Sonhei que ia defender a minha tese de doutoramento, antes do ritual começar. No antigo anfiteatro de madeira das Belas-Artes, que já não existe, estavam várias pessoas presentes: os meus pais e irmãos, assim como alguns representantes do meu passado; a professora de desenho do 12º ano, cumprimentei-a e ela disse que não me via desde Chelas. Chelas? Mas ela foi minha professora na António Arroio; a minha professora do 3º ano de escultura, um ser humano maravilhoso, lá estava... com o seu sorriso luminoso. Nisto aparece um amigo que é um assumido anti-académico, um intelectual brilhante que muito admiro, e foi o único que reparou que estava à rasca, pergunta-me o que se passa. Respondo-lhe que não fiz o powerpoint para apresentação e me esqueci de trazer um exemplar da tese, se me fizerem alguma pergunta referindo o que escrevi na página tal, vai ser uma desgraça por que não me lembro, nem posso ver.
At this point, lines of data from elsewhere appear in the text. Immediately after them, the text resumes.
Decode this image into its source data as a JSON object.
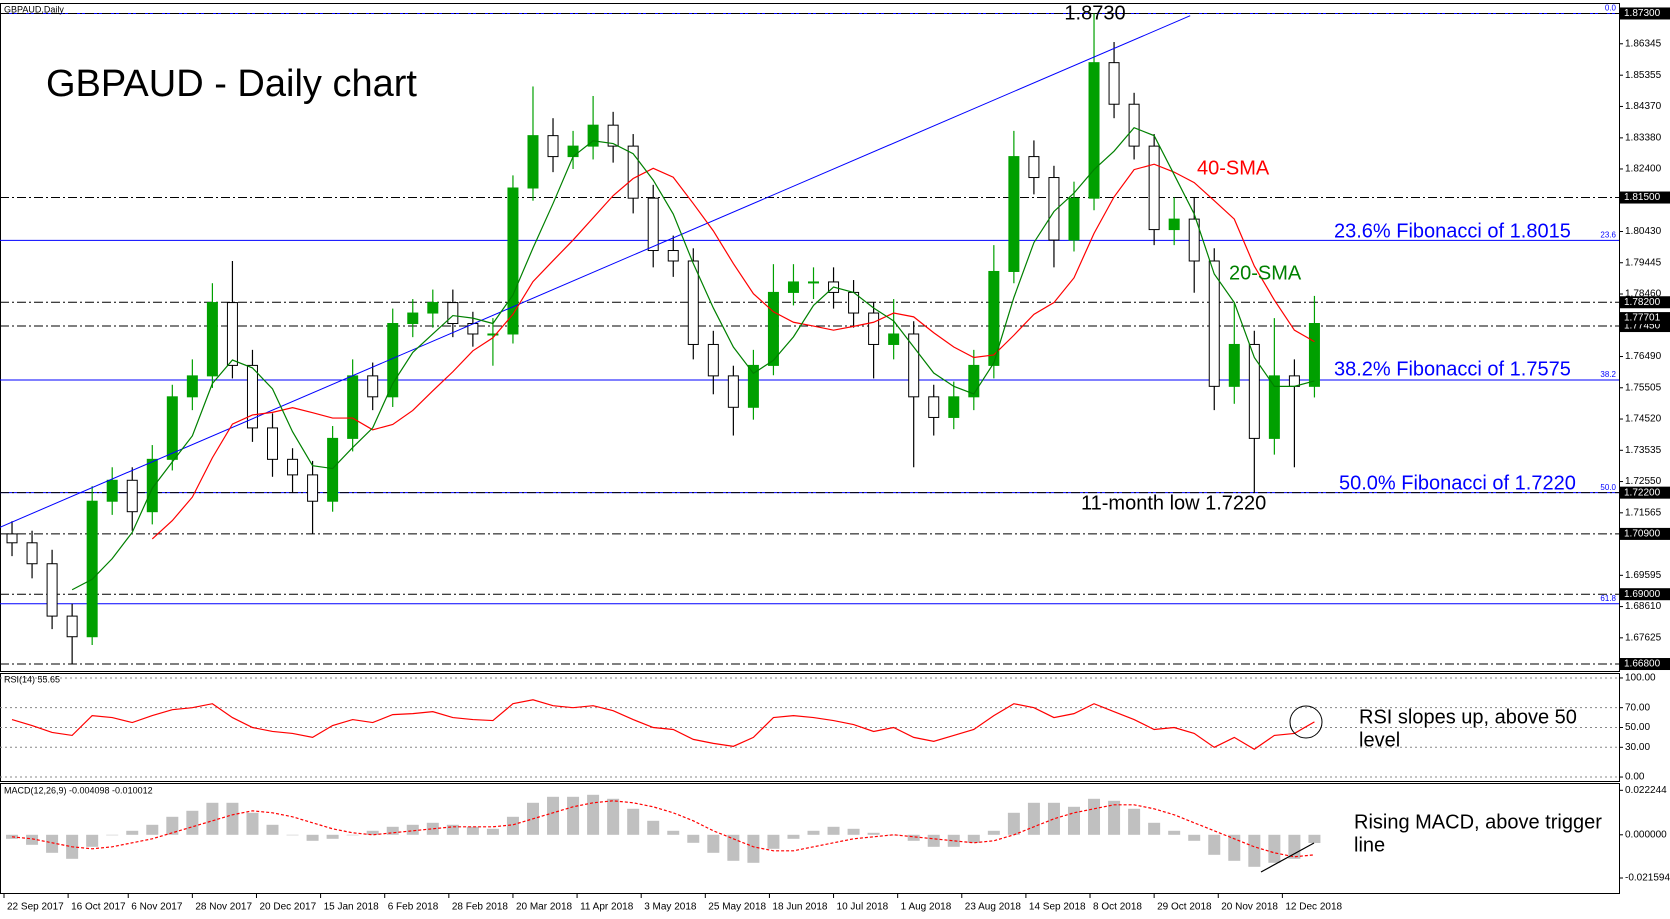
{
  "chart_data": [
    {
      "type": "candlestick",
      "title": "GBPAUD - Daily chart",
      "subtitle": "GBPAUD,Daily",
      "annotations": [
        "1.8730",
        "23.6% Fibonacci of 1.8015",
        "38.2% Fibonacci of 1.7575",
        "50.0% Fibonacci of 1.7220",
        "11-month low 1.7220"
      ],
      "up_color": "#00a000",
      "down_color": "#000000",
      "x": [
        2,
        7,
        12,
        17,
        22,
        27,
        32,
        37,
        42,
        47,
        52,
        57,
        62,
        67,
        72,
        77,
        82,
        87,
        92,
        97,
        102,
        107,
        112,
        117,
        122,
        127,
        132,
        137,
        142,
        147,
        152,
        157,
        162,
        167,
        172,
        177,
        182,
        187,
        192,
        197,
        202,
        207,
        212,
        217,
        222,
        227,
        232,
        237,
        242,
        247,
        252,
        257,
        262,
        267,
        272,
        277,
        282,
        287,
        292,
        297,
        302,
        307,
        312,
        317,
        322,
        327
      ],
      "xlim": [
        -1,
        403
      ],
      "xticks": [
        {
          "value": 0,
          "label": "22 Sep 2017"
        },
        {
          "value": 16,
          "label": "16 Oct 2017"
        },
        {
          "value": 31,
          "label": "6 Nov 2017"
        },
        {
          "value": 47,
          "label": "28 Nov 2017"
        },
        {
          "value": 63,
          "label": "20 Dec 2017"
        },
        {
          "value": 79,
          "label": "15 Jan 2018"
        },
        {
          "value": 95,
          "label": "6 Feb 2018"
        },
        {
          "value": 111,
          "label": "28 Feb 2018"
        },
        {
          "value": 127,
          "label": "20 Mar 2018"
        },
        {
          "value": 143,
          "label": "11 Apr 2018"
        },
        {
          "value": 159,
          "label": "3 May 2018"
        },
        {
          "value": 175,
          "label": "25 May 2018"
        },
        {
          "value": 191,
          "label": "18 Jun 2018"
        },
        {
          "value": 207,
          "label": "10 Jul 2018"
        },
        {
          "value": 223,
          "label": "1 Aug 2018"
        },
        {
          "value": 239,
          "label": "23 Aug 2018"
        },
        {
          "value": 255,
          "label": "14 Sep 2018"
        },
        {
          "value": 271,
          "label": "8 Oct 2018"
        },
        {
          "value": 287,
          "label": "29 Oct 2018"
        },
        {
          "value": 303,
          "label": "20 Nov 2018"
        },
        {
          "value": 319,
          "label": "12 Dec 2018"
        }
      ],
      "open": [
        1.709,
        1.7062,
        1.6996,
        1.6831,
        1.6766,
        1.7193,
        1.7259,
        1.716,
        1.7325,
        1.7522,
        1.7588,
        1.7819,
        1.7621,
        1.7424,
        1.7325,
        1.7276,
        1.7193,
        1.7391,
        1.7588,
        1.7522,
        1.7753,
        1.7786,
        1.7819,
        1.7753,
        1.772,
        1.772,
        1.818,
        1.8345,
        1.8279,
        1.8312,
        1.8378,
        1.8312,
        1.8148,
        1.7983,
        1.795,
        1.7687,
        1.7588,
        1.7489,
        1.7621,
        1.7851,
        1.7884,
        1.7884,
        1.7851,
        1.7786,
        1.7687,
        1.772,
        1.7522,
        1.7457,
        1.7522,
        1.7621,
        1.7917,
        1.8279,
        1.8213,
        1.8016,
        1.8148,
        1.8575,
        1.8444,
        1.8312,
        1.8049,
        1.8082,
        1.795,
        1.7555,
        1.7687,
        1.7391,
        1.7588,
        1.7555
      ],
      "high": [
        1.713,
        1.71,
        1.704,
        1.687,
        1.724,
        1.73,
        1.73,
        1.737,
        1.756,
        1.764,
        1.788,
        1.795,
        1.767,
        1.747,
        1.736,
        1.732,
        1.743,
        1.764,
        1.763,
        1.78,
        1.783,
        1.786,
        1.786,
        1.779,
        1.777,
        1.822,
        1.85,
        1.84,
        1.836,
        1.847,
        1.842,
        1.835,
        1.819,
        1.803,
        1.799,
        1.773,
        1.762,
        1.767,
        1.794,
        1.794,
        1.793,
        1.793,
        1.789,
        1.782,
        1.783,
        1.776,
        1.756,
        1.757,
        1.767,
        1.8,
        1.836,
        1.833,
        1.825,
        1.82,
        1.873,
        1.864,
        1.848,
        1.835,
        1.815,
        1.815,
        1.799,
        1.782,
        1.773,
        1.777,
        1.764,
        1.784
      ],
      "low": [
        1.702,
        1.695,
        1.679,
        1.668,
        1.674,
        1.715,
        1.71,
        1.712,
        1.729,
        1.748,
        1.755,
        1.758,
        1.738,
        1.727,
        1.722,
        1.709,
        1.716,
        1.735,
        1.748,
        1.749,
        1.771,
        1.774,
        1.771,
        1.768,
        1.762,
        1.769,
        1.814,
        1.823,
        1.824,
        1.827,
        1.826,
        1.81,
        1.793,
        1.79,
        1.764,
        1.753,
        1.74,
        1.745,
        1.759,
        1.781,
        1.783,
        1.78,
        1.774,
        1.758,
        1.764,
        1.73,
        1.74,
        1.742,
        1.748,
        1.758,
        1.788,
        1.816,
        1.793,
        1.798,
        1.811,
        1.84,
        1.827,
        1.8,
        1.8,
        1.785,
        1.748,
        1.75,
        1.722,
        1.734,
        1.73,
        1.752
      ],
      "close": [
        1.7062,
        1.6996,
        1.6831,
        1.6766,
        1.7193,
        1.7259,
        1.716,
        1.7325,
        1.7522,
        1.7588,
        1.7819,
        1.7621,
        1.7424,
        1.7325,
        1.7276,
        1.7193,
        1.7391,
        1.7588,
        1.7522,
        1.7753,
        1.7786,
        1.7819,
        1.7753,
        1.772,
        1.772,
        1.818,
        1.8345,
        1.8279,
        1.8312,
        1.8378,
        1.8312,
        1.8148,
        1.7983,
        1.795,
        1.7687,
        1.7588,
        1.7489,
        1.7621,
        1.7851,
        1.7884,
        1.7884,
        1.7851,
        1.7786,
        1.7687,
        1.772,
        1.7522,
        1.7457,
        1.7522,
        1.7621,
        1.7917,
        1.8279,
        1.8213,
        1.8016,
        1.8148,
        1.8575,
        1.8444,
        1.8312,
        1.8049,
        1.8082,
        1.795,
        1.7555,
        1.7687,
        1.7391,
        1.7588,
        1.7555,
        1.7753
      ],
      "series": [
        {
          "name": "40-SMA",
          "color": "#ff0000",
          "values": [
            null,
            null,
            null,
            null,
            null,
            null,
            null,
            1.7074,
            1.7132,
            1.7206,
            1.733,
            1.7436,
            1.7465,
            1.7473,
            1.7488,
            1.7472,
            1.7455,
            1.7455,
            1.7418,
            1.7435,
            1.7479,
            1.7541,
            1.7601,
            1.7667,
            1.7708,
            1.7782,
            1.7885,
            1.7951,
            1.8016,
            1.8086,
            1.8156,
            1.821,
            1.8242,
            1.8214,
            1.8131,
            1.8045,
            1.7942,
            1.7847,
            1.779,
            1.7757,
            1.7745,
            1.7732,
            1.7744,
            1.7757,
            1.7786,
            1.7774,
            1.7724,
            1.7679,
            1.7646,
            1.7654,
            1.7716,
            1.7782,
            1.7819,
            1.7897,
            1.8037,
            1.8152,
            1.8238,
            1.8255,
            1.823,
            1.8197,
            1.814,
            1.8082,
            1.7934,
            1.7827,
            1.7732,
            1.7696
          ]
        },
        {
          "name": "20-SMA",
          "color": "#008000",
          "values": [
            null,
            null,
            null,
            1.6914,
            1.6947,
            1.7012,
            1.7095,
            1.7234,
            1.7317,
            1.7399,
            1.7564,
            1.7638,
            1.7613,
            1.7547,
            1.7412,
            1.7305,
            1.7296,
            1.7362,
            1.7424,
            1.7564,
            1.7662,
            1.772,
            1.7778,
            1.777,
            1.7753,
            1.7843,
            1.7991,
            1.8131,
            1.8279,
            1.8329,
            1.832,
            1.8288,
            1.8205,
            1.8098,
            1.7942,
            1.7802,
            1.7679,
            1.7596,
            1.7637,
            1.7711,
            1.781,
            1.7868,
            1.7851,
            1.7802,
            1.7761,
            1.7679,
            1.7597,
            1.7555,
            1.7531,
            1.7629,
            1.7835,
            1.8008,
            1.8106,
            1.8164,
            1.8238,
            1.8296,
            1.837,
            1.8345,
            1.8222,
            1.8098,
            1.7909,
            1.7819,
            1.7646,
            1.7555,
            1.7555,
            1.7572
          ]
        }
      ],
      "trendline": {
        "color": "#0000ff",
        "x": [
          -1,
          296
        ],
        "values": [
          1.7111,
          1.8723
        ]
      },
      "ylim": [
        1.6658,
        1.8763
      ],
      "yticks": [
        1.86345,
        1.85355,
        {
          "value": 1.8437,
          "label": "1.84370"
        },
        {
          "value": 1.8338,
          "label": "1.83380"
        },
        {
          "value": 1.824,
          "label": "1.82400"
        },
        {
          "value": 1.8043,
          "label": "1.80430"
        },
        1.79445,
        {
          "value": 1.7846,
          "label": "1.78460"
        },
        {
          "value": 1.7649,
          "label": "1.76490"
        },
        1.75505,
        {
          "value": 1.7452,
          "label": "1.74520"
        },
        1.73535,
        {
          "value": 1.7255,
          "label": "1.72550"
        },
        1.71565,
        1.69595,
        {
          "value": 1.6861,
          "label": "1.68610"
        },
        1.67625
      ],
      "levels": [
        {
          "value": 1.873,
          "label": "1.87300"
        },
        {
          "value": 1.815,
          "label": "1.81500"
        },
        {
          "value": 1.782,
          "label": "1.78200"
        },
        {
          "value": 1.7745,
          "label": "1.77450"
        },
        {
          "value": 1.722,
          "label": "1.72200"
        },
        {
          "value": 1.709,
          "label": "1.70900"
        },
        {
          "value": 1.69,
          "label": "1.69000"
        },
        {
          "value": 1.668,
          "label": "1.66800"
        }
      ],
      "last_price": {
        "value": 1.77701,
        "label": "1.77701"
      },
      "fib_color": "#0000ff",
      "fib_levels": [
        {
          "value": 1.873,
          "label": "0.0"
        },
        {
          "value": 1.8015,
          "label": "23.6"
        },
        {
          "value": 1.7575,
          "label": "38.2"
        },
        {
          "value": 1.722,
          "label": "50.0"
        },
        {
          "value": 1.687,
          "label": "61.8"
        }
      ]
    },
    {
      "type": "line",
      "title": "RSI(14) 55.65",
      "annotations": [
        "RSI slopes up, above 50",
        "level"
      ],
      "grid": true,
      "ylim": [
        -4,
        105
      ],
      "yticks": [
        {
          "value": 100,
          "label": "100.00"
        },
        {
          "value": 70,
          "label": "70.00"
        },
        {
          "value": 50,
          "label": "50.00"
        },
        {
          "value": 30,
          "label": "30.00"
        },
        {
          "value": 0,
          "label": "0.00"
        }
      ],
      "series": [
        {
          "color": "#ff0000",
          "values": [
            58,
            52,
            45,
            42,
            62,
            60,
            55,
            62,
            68,
            70,
            74,
            60,
            50,
            46,
            44,
            40,
            52,
            58,
            55,
            63,
            64,
            66,
            60,
            58,
            57,
            74,
            78,
            72,
            70,
            72,
            67,
            58,
            50,
            48,
            38,
            34,
            31,
            40,
            60,
            62,
            60,
            57,
            53,
            46,
            50,
            40,
            36,
            42,
            48,
            62,
            74,
            70,
            60,
            64,
            74,
            66,
            58,
            48,
            50,
            44,
            30,
            40,
            28,
            42,
            44,
            55.65
          ]
        }
      ]
    },
    {
      "type": "bar",
      "title": "MACD(12,26,9) -0.004098 -0.010012",
      "annotations": [
        "Rising MACD, above trigger",
        "line"
      ],
      "ylim": [
        -0.0291,
        0.0259
      ],
      "yticks": [
        0.022244,
        {
          "value": 0,
          "label": "0.000000"
        },
        -0.021594
      ],
      "series": [
        {
          "render": "bar",
          "color": "#c0c0c0",
          "values": [
            -0.002,
            -0.005,
            -0.009,
            -0.012,
            -0.006,
            0.0,
            0.002,
            0.005,
            0.009,
            0.012,
            0.016,
            0.016,
            0.011,
            0.005,
            0.0,
            -0.003,
            -0.002,
            0.0,
            0.002,
            0.004,
            0.005,
            0.006,
            0.005,
            0.004,
            0.003,
            0.009,
            0.016,
            0.019,
            0.019,
            0.02,
            0.018,
            0.013,
            0.007,
            0.002,
            -0.004,
            -0.009,
            -0.013,
            -0.014,
            -0.007,
            -0.002,
            0.002,
            0.004,
            0.003,
            0.001,
            0.0,
            -0.003,
            -0.006,
            -0.006,
            -0.004,
            0.002,
            0.011,
            0.016,
            0.016,
            0.014,
            0.018,
            0.017,
            0.013,
            0.006,
            0.002,
            -0.003,
            -0.01,
            -0.013,
            -0.016,
            -0.014,
            -0.012,
            -0.004098
          ]
        },
        {
          "render": "line",
          "dash": true,
          "color": "#ff0000",
          "values": [
            -0.001,
            -0.002,
            -0.004,
            -0.006,
            -0.007,
            -0.006,
            -0.004,
            -0.002,
            0.001,
            0.004,
            0.007,
            0.01,
            0.012,
            0.011,
            0.009,
            0.006,
            0.003,
            0.001,
            0.0,
            0.001,
            0.002,
            0.003,
            0.004,
            0.004,
            0.004,
            0.005,
            0.008,
            0.011,
            0.014,
            0.016,
            0.017,
            0.016,
            0.014,
            0.011,
            0.007,
            0.002,
            -0.002,
            -0.006,
            -0.008,
            -0.008,
            -0.006,
            -0.004,
            -0.002,
            -0.001,
            0.0,
            -0.001,
            -0.002,
            -0.003,
            -0.004,
            -0.003,
            0.0,
            0.004,
            0.008,
            0.011,
            0.013,
            0.015,
            0.015,
            0.013,
            0.01,
            0.006,
            0.002,
            -0.002,
            -0.006,
            -0.009,
            -0.011,
            -0.010012
          ]
        }
      ]
    }
  ]
}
Ele começa a rir à gargalhada, aliás, desatamos a rir os dois, e eu informo-o que trago apenas uma cábula com um discurso. Ele diz-me que vai correr tudo lindamente. Quando acordei estava já a discursar no anfiteatro, a agradecer diplomaticamente a todos os que estavam presentes, e ao júri que tinha vindo de tão longe. Sentia que já era de dia, mas não, vi as horas, eram 4h da matina, fiquei a matutar sobre o assunto, mas nem me mexi de onde estava.

quinta-feira, 1 de fevereiro de 2018

Dia-a-dia #269

Já vos disse que pinto coisas que não sei o que são, mas acho que consigo ver? Hoje estive de volta de uma panorâmica que tem como pano de fundo a sede do banco central europeu. A polícia de choque avança nesta paisagem e na vanguarda, um oficial fardado a rigor, aponta a arma para um cachaço de bovino e três postas de salmão. Carne ou peixe, só fauna nesta paisagem sem flora. Ao fim da tarde parei para ouvir o Concerto para piano n. 2 de Rachmaninov interpretado pelo anjo Evgeny Kissin. Voltei a olhar para a paisagem humana em construção e concertei-a pintando uma aura em torno do peixe e da carne. Olhei de novo o tropa a disparar sobre o que já está morto. Parece uma sombra. Está frio. Agora vou jantar sopa quente e rica em proteina vegetal.